En la misma línea, “tenemos permiso para cantar en nuestra lengua en las misas diarias de lunes y jueves, incluso para lecturas, al consiliario José María Ferrer le pareció bien. Esta costumbre viene desde nuestra llegada al convento y estaba la madre Isabel de abadesa que nos animó a hacerlo”. Respecto a la grabación, “al consiliario le pareció bien y suponemos que al obispo Ángel, también, porque está muy abierto a estas iniciativas”.
La distribución se realiza desde el convento donde las religiosas elaboran los dulces navideños y otros con la referencia comercial “Dulce Nombre”, “los hacemos en el obrador a base de pastas, mazapán, roscones de yema y figuras de belén. Tenemos registro sanitario y están a la venta de 10’30 a 13 horas, de 16’30 a 18’30 horas y atendemos pedidos en los teléfonos 974 310 790 y 659 134 473”.
Los precios son muy asequibles y las ventas contribuyen al mantenimiento del convento, “es muy grande y origina gastos”. Los productos del huerto que cultivan los hermanos Larrosa de forma altruista desde hace 20 años contribuyen al mantenimiento diario. Además, “realizamos trabajos de planchado y lavado de ropa que han ido en aumento y salimos adelante. La gente nos ayuda” explica la abadesa que solo tiene 35 años. En la misma línea destaca “la buena convivencia entre las siete hermanas, estamos a gusto”.

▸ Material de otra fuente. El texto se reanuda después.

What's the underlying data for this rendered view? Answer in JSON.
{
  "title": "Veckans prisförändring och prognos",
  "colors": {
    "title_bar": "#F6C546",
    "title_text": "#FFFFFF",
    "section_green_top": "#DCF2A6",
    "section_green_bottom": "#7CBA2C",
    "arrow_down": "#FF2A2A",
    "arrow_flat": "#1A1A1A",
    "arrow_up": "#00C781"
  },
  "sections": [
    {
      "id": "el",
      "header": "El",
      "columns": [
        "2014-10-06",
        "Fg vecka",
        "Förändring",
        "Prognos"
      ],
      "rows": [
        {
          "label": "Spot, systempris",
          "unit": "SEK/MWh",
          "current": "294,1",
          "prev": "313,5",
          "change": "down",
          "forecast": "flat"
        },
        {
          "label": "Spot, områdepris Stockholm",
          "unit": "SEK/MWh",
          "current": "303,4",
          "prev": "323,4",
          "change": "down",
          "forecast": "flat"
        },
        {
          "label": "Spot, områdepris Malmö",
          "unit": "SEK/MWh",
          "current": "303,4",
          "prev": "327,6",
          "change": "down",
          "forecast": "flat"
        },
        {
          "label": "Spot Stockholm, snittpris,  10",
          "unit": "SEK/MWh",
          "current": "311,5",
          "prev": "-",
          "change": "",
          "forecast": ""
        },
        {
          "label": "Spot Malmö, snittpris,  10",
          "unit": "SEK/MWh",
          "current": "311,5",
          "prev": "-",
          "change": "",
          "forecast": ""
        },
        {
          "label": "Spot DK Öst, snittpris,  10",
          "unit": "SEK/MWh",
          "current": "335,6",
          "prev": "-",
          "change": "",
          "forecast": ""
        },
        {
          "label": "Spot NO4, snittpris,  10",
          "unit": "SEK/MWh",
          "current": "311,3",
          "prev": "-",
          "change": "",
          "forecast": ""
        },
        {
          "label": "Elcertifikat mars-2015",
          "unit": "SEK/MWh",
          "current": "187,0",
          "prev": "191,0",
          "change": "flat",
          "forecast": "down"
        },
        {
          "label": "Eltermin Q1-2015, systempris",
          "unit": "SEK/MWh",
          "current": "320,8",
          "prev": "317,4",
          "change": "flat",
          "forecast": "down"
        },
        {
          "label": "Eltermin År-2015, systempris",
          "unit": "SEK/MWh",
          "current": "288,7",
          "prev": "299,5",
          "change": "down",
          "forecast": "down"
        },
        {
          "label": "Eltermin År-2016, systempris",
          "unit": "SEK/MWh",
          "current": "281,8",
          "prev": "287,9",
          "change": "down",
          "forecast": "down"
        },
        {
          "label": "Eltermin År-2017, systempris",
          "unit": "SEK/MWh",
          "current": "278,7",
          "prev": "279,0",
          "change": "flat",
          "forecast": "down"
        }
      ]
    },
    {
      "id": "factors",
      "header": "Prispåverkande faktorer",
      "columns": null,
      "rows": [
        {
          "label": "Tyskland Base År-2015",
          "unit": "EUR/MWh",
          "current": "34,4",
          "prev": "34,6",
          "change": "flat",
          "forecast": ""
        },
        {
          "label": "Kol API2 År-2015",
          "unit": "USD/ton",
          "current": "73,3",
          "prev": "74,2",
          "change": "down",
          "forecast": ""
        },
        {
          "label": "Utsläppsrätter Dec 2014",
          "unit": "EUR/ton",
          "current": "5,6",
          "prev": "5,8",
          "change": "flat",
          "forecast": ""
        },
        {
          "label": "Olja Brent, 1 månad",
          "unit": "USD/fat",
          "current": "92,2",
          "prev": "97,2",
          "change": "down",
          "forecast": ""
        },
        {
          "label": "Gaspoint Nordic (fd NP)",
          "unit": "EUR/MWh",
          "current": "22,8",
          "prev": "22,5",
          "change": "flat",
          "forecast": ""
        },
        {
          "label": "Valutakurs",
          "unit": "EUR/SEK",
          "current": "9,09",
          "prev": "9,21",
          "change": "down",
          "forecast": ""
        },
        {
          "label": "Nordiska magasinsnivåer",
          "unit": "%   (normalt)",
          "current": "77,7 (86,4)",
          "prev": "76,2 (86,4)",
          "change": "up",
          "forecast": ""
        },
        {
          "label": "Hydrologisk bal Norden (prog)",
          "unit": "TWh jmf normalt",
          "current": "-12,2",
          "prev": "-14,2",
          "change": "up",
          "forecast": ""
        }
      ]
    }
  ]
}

La abadesa se muestra “agradecida” por la concesión de 5.000 € entre las ayudas sociales aprobadas en el último Pleno Municipal por la cesión de ocho habitaciones de la hospedería para personal sanitario durante los primeros seis meses de pandemia. Por otra parte, contribuyeron con mascarillas elaboradas en el convento donde se conserva una fantástica colección de imágenes del Niños Jesús que forma parte del patrimonio de las Madres Capuchinas.